Something is categorical if it neatly, objectively separates into different groups. For example, consider humans and rabbits. If we take a mixed group containing some humans and some rabbits, and graph them along some variable like weight, it would probably look like this:
There’s one big obvious group around 3 lbs (weight of the average rabbit) and another around 140 lbs (weight of the average human). Not a lot of subtletly here. If we used some other graphable variable – height, lifespan, IQ – we’d probably get something similar.
Maybe the biggest rabbit in the world is bigger than the smallest human. That doesn’t mean they’re not two obvious categories. It just means they’re two obvious categories with a tiny overlap. It happens.
If we wanted to be clever, we could create a multivariate distance measure that combines weight, height, lifespan, IQ, and lots of other ways humans and rabbits could differ, into a 0 – 1 variable where 0 is “most rabbity” and 1 is “most humanish”. Probably these scores wouldn’t overlap at all – if they did, it would mean there’s some human who’s more like a rabbit than some rabbit is, which would be pretty surprising. But even if this were true, it wouldn’t change the fundamental finding that humans and rabbits are pretty different. Or to put it some other way, there’s a fundamental hidden generator producing differences between humans and rabbits (in this case, the species difference).

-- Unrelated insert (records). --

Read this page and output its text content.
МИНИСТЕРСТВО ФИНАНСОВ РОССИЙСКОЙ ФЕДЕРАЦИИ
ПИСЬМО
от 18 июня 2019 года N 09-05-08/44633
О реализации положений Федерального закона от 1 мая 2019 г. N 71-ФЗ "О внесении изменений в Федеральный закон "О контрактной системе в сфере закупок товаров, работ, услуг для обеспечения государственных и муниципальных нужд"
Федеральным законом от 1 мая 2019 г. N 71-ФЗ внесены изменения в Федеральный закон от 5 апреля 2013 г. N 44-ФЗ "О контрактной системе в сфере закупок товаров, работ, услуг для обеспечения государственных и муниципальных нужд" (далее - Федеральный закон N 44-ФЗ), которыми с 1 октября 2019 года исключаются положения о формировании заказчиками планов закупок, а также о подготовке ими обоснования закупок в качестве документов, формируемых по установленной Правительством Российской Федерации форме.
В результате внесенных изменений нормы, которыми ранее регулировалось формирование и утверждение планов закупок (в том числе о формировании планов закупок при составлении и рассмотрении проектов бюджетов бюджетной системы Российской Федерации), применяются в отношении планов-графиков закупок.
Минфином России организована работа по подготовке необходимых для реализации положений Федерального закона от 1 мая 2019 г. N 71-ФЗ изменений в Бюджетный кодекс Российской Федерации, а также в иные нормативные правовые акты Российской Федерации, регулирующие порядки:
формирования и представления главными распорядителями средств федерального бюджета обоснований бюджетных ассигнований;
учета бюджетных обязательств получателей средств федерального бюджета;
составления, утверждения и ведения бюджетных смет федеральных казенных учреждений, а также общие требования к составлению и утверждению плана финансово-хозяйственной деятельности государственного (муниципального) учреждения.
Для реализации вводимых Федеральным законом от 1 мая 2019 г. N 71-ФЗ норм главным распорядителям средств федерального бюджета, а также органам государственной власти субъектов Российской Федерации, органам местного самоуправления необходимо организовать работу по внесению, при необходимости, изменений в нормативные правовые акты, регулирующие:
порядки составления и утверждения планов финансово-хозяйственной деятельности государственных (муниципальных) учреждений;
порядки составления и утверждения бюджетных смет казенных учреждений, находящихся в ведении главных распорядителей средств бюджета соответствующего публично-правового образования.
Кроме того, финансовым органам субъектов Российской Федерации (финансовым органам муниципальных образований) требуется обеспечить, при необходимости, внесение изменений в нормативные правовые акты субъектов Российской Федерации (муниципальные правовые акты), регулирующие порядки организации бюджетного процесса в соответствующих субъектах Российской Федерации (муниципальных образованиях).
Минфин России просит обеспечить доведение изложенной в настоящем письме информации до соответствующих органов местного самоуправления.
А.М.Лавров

By contrast, something is dimensional if it’s just a spectrum and there’s no obvious place to separate it into different groups. For example, consider tall people vs. short people. We take a general cross-section of the population, and graph them by height, and it would probably look like this:
There’s no clear point where short people stop and tall people begin. Some people are a little taller than others, and other people taller still, and so on until you’re at Yao Ming.